The chase began around 2:30 a.m. when police tried to stop a driver that had committed a traffic violation near the corner of F Avenue and 19th Street. Police said the chase went west and then back east on Johnson Avenue NW before the driver turned south and stopped in the 200 block of 27th Street NW.
Witnesses said two officers were approaching the white sedan and shouting orders at the female driver when three gunshots rang out. According to police, Daniel displayed a gun as officers were approaching the car from the rear, and both officers fired their weapons.
Authorities have not released the names of the involved officers, who are now both on paid administrative leave from the department.
Wayne Snyder, 32, who lives across the street, said he woke up to the sound of screeching tires. About 10 seconds later, he heard three gunshots in rapid succession.
“I heard it like it was right next to me,” Snyder said.
An eyewitness to the shooting told The Gazette the officers had ordered the driver to show her hands and said, “You need to comply. You need to comply.”
“They were trying to talk to her,” said the man, who declined to be identified. “She wouldn’t do what they wanted her to do.”
According to the witness, an officer was positioned at the side window behind the driver’s seat when the driver leaned toward the passenger’s seat, as if she was reaching for something. He said he did not see the woman display a gun.
“She was still until I saw her lean,” the man said. “It was kind of like she waited for them to walk up on the car before she made a move.”
Immediately after the gunfire, the officers used their nightsticks to break out side windows and pulled the woman out, the witness said. An ambulance arrived within seconds, because medics had been just a few blocks away.

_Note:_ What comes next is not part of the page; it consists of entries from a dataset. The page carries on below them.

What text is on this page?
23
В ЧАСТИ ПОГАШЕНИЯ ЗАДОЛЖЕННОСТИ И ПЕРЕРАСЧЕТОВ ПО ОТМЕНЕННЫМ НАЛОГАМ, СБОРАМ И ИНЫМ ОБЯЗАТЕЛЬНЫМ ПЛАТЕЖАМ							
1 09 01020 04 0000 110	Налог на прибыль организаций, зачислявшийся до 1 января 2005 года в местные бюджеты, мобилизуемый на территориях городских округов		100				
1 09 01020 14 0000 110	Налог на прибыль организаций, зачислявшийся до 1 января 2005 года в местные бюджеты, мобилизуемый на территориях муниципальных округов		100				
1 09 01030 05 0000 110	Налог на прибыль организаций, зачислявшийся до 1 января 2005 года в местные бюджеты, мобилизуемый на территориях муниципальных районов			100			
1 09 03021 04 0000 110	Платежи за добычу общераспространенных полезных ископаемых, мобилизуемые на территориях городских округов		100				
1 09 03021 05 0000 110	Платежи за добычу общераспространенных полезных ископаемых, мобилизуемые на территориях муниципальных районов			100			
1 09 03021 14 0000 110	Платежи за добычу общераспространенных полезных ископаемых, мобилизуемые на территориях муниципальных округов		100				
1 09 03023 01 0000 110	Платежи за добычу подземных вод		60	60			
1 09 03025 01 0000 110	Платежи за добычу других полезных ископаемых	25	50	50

“They started to work on her immediately,” the man said.
Police took the eyewitness to the police station where he told investigators what he saw. He said the two officers gave the driver “ample time to do what she needed to do.”
“I witnessed the whole thing,” the man said. “The police did the right thing.”
A second eyewitness to the shooting said he saw an officer approaching the driver’s side of the car with his or her weapon pointed at the car. He said the officer was close to the car when the gunfire began.
The witness, who also declined to be identified, said he dropped down from his ground-floor kitchen window.
“It scared the hell out of me,” the man said.
Investigators had an area of 27th Street NW cordoned off by yellow police tape as the sun came up Tuesday morning. The car Daniel had been driving was parked along the west curb of the dead-end street, with the driver’s side door still open. Shards of glass could be seen on the ground and hanging from the car door.
State police were handling the investigation, which is standard procedure in officer-involved shootings.
It remained unclear late Tuesday why Daniel refused to pull over. She has been convicted of driving while barred four times in the past five years, including after an arrest in March. The car she was driving was not registered to her, police said.
Daniel's aunt, Tracy Daniel, told The Gazette she had not spoken to Desirae recently. In a brief interview, she indicated the family was in shock.
Cedar Rapids Police Chief Wayne Jerman spoke to both officers Tuesday morning. He said the officers are doing “as well as can be expected.”
“It is very serious, but these officers are professionals,” Jerman said. “It’s a family here, and their shift mates look out for them, emotionally and physically.”
Jerman said his primary concern going forward is the welfare of the officers. He said a strong support system exists to help officers through difficult circumstances.
“Any resource that is needed is made available to them,” Jerman said.
It was the first time in at least four years that a Cedar Rapids police officer had discharged a weapon while making an arrest, Jerman said. The last time someone died due to gunfire from Cedar Rapids police was April 30, 1997, when police shot and killed 16-year-old Ryan Washburn after he robbed a bank at 1100 Old Marion Rd. NE. Washburn was wearing a ski mask and was armed with a highly detailed replica pistol when he was shot by Cedar Rapids police officer Troy Nogelmeier.